Indeed, the data looks somewhat skewed to the upper right and lower left. The data is also symmetric, since each game appears twice with the order of the teams changed.

General data

More generally, we’ve got a list of \(N\) data points - often, presented as a data frame with \(N\) rows. In this case, one column would be the predictor and one column would be the target.

In our data,

  • there are 102 rows (two for each game),
  • the predictor is the rating_diff, and
  • the target is the label, which is a common generic name.

The logistic curve

In logistic regression we fit a specific curve to this type of data.

This curve is called a logistic curve or sigmoid. Its formula has the form \[ p(x) = \frac{1}{1+e^{-(ax+b)}}. \]

Properties of the sigmoid

The sigmoid has some nice properties implying that it’s a good, cumulative probability distribution function:

  • \(0<p(x)<1\) for all real \(x\),
  • \(p(x)\) is strictly increasing,
  • \(\displaystyle \lim_{x\to -\infty}p(x) = 0\) and \(\displaystyle \lim_{x\to\infty} p(x) = 1\).

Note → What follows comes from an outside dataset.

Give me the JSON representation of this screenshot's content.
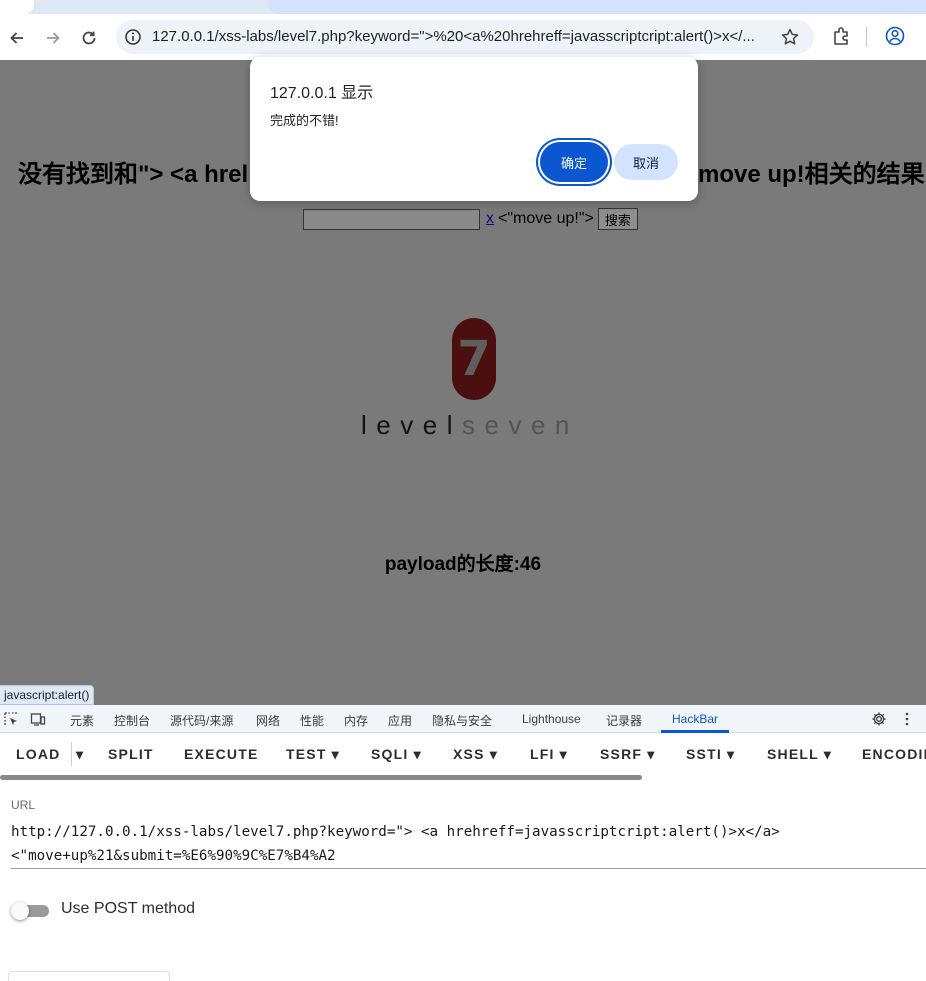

In the context of our problem, if \(d\) denotes the rating difference between team 1 and team 2, then the probability that team 1 beats team 2 could be computed as \(p(d)\). I suppose the properties above should make some sense.

Fitting \(p(x)\)

Our data is certainly not linear, the sigmoid is not a linear combination of basis functions and it’s not clear if least squares is a suitable metric for the error. On the other hand, \(p(x)\) is supposed to represent a probability so it might make sense to account for this in our fit.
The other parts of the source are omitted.